The New Wave of Foodservice Technology in Senior Care

Are nurses’ stations still valuable to patient care?

Skilled Nursing facilities tend to have the design of 1940’s hospital model—a spoke and hub layout, with the main hub being the nurses’ station or command central where all of the charting and observation takes place and the spokes being the views down multiple hallways of the patient rooms for “safety.” Nurse call systems and pull stations are typically tied to signal lights above patient doors so that command central can easily view who is in need of attention. The difficulty with this system is when the nursing staff is busy in the hub with charting or other activities their view is of the charts instead of down the corridors.

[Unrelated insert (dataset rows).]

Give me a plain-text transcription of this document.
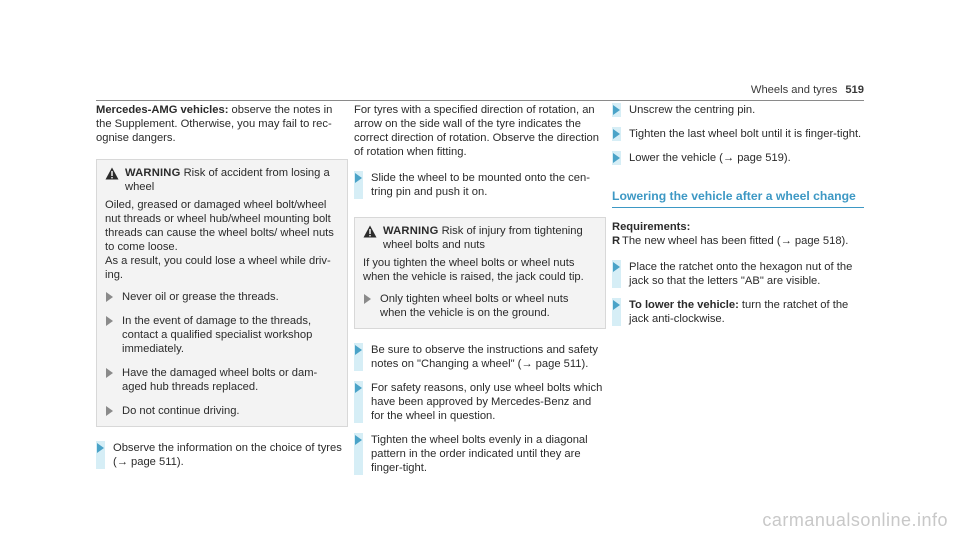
Wheels and tyres 519

Mercedes-AMG vehicles: observe the notes in the Supplement. Otherwise, you may fail to rec-ognise dangers.

WARNING Risk of accident from losing a wheel

Oiled, greased or damaged wheel bolt/wheel nut threads or wheel hub/wheel mounting bolt threads can cause the wheel bolts/ wheel nuts to come loose.

As a result, you could lose a wheel while driv-ing.

Never oil or grease the threads.

In the event of damage to the threads, contact a qualified specialist workshop immediately.

Have the damaged wheel bolts or dam-aged hub threads replaced.

Do not continue driving.

Observe the information on the choice of tyres (→ page 511).

For tyres with a specified direction of rotation, an arrow on the side wall of the tyre indicates the correct direction of rotation. Observe the direction of rotation when fitting.

Slide the wheel to be mounted onto the cen-tring pin and push it on.

WARNING Risk of injury from tightening wheel bolts and nuts

If you tighten the wheel bolts or wheel nuts when the vehicle is raised, the jack could tip.

Only tighten wheel bolts or wheel nuts when the vehicle is on the ground.

Be sure to observe the instructions and safety notes on "Changing a wheel" (→ page 511).

For safety reasons, only use wheel bolts which have been approved by Mercedes-Benz and for the wheel in question.

Tighten the wheel bolts evenly in a diagonal pattern in the order indicated until they are finger-tight.

Unscrew the centring pin.

Tighten the last wheel bolt until it is finger-tight.

Lower the vehicle (→ page 519).

Lowering the vehicle after a wheel change

Requirements:

R The new wheel has been fitted (→ page 518).

Place the ratchet onto the hexagon nut of the jack so that the letters "AB" are visible.

To lower the vehicle: turn the ratchet of the jack anti-clockwise.

carmanualsonline.info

Most assisted living projects have eliminated the nurses’ station in an effort to be more homelike. Acute care “hospitals” have decentralized nurses’ stations and now have fold-down wall charts. So the question bears asking, why do skilled nursing facilities need nurses stations in 2010, an age of ever advancing technology where call lights can alert a staff member via cell, pager, or central dispatcher? Closed Circuit TV systems offer views of all corridors without being smack in the middle of the hall. These both lead to opportunities for the design professional to create soft space for the patients or residents.

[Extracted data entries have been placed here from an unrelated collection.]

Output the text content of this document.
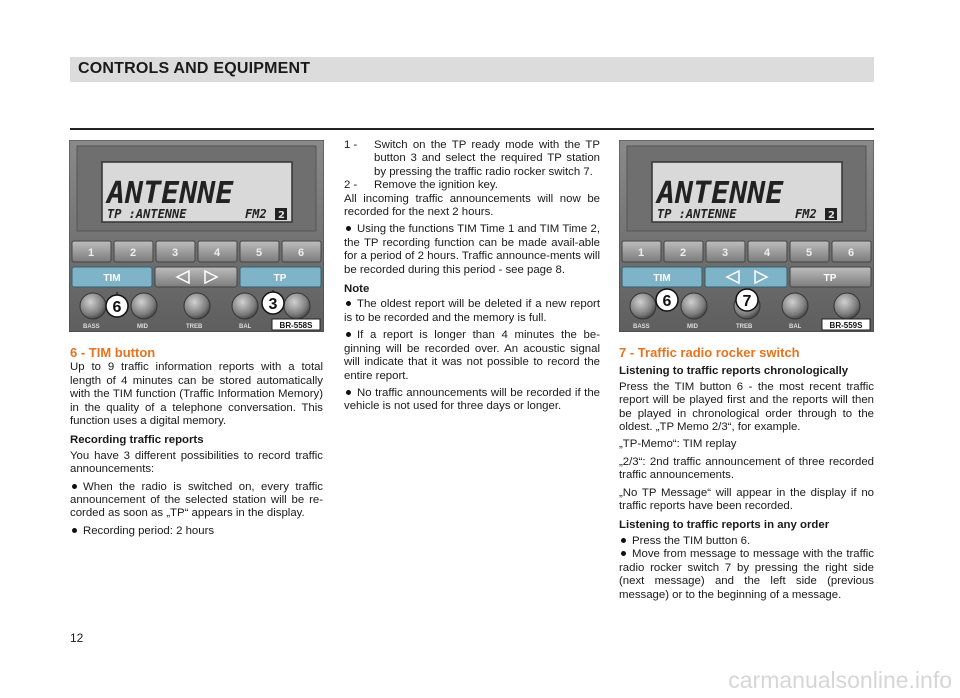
CONTROLS AND EQUIPMENT
ANTENNE
TP :ANTENNE	FM2 2
1	2	3	4	5	6
TIM	TP
BASS	MID	TREB	BAL	BR-558S
6	3
ANTENNE
TP :ANTENNE	FM2 2
1	2	3	4	5	6
TIM	TP
BASS	MID	TREB	BAL	BR-559S
6	7

6 - TIM button

Up to 9 traffic information reports with a total length of 4 minutes can be stored automatically with the TIM function (Traffic Information Memory) in the quality of a telephone conversation. This function uses a digital memory.

Recording traffic reports

You have 3 different possibilities to record traffic announcements:

When the radio is switched on, every traffic announcement of the selected station will be re-corded as soon as „TP“ appears in the display.

Recording period: 2 hours

1 -	Switch on the TP ready mode with the TP button 3 and select the required TP station by pressing the traffic radio rocker switch 7.
2 -	Remove the ignition key.

All incoming traffic announcements will now be recorded for the next 2 hours.

Using the functions TIM Time 1 and TIM Time 2, the TP recording function can be made avail-able for a period of 2 hours. Traffic announce-ments will be recorded during this period - see page 8.

Note

The oldest report will be deleted if a new report is to be recorded and the memory is full.

If a report is longer than 4 minutes the be-ginning will be recorded over. An acoustic signal will indicate that it was not possible to record the entire report.

No traffic announcements will be recorded if the vehicle is not used for three days or longer.

7 - Traffic radio rocker switch

Listening to traffic reports chronologically

Press the TIM button 6 - the most recent traffic report will be played first and the reports will then be played in chronological order through to the oldest. „TP Memo 2/3“, for example.

„TP-Memo“: TIM replay

„2/3“: 2nd traffic announcement of three recorded traffic announcements.

„No TP Message“ will appear in the display if no traffic reports have been recorded.

Listening to traffic reports in any order

Press the TIM button 6.

Move from message to message with the traffic radio rocker switch 7 by pressing the right side (next message) and the left side (previous message) or to the beginning of a message.

12
carmanualsonline.info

Yet while assisted living and acute care designs have incorporated these design changes, charting needs and visiting doctors and social workers kept these designs from making the same changes. Charting and medication carts are the biggest issue as they need a home, and the staff using these feels the need to have a private area, away from patients and their families, while entering data. This is compounded by codes that require medication rooms to be adjacent to the nurses’ station, even though most meds are now on carts. Electronic charting could change the attitude of the must have command central station, but the cost is usually too high to change to a paperless system. Unfortunately, for the time being, it seems that we are caught between code and costs.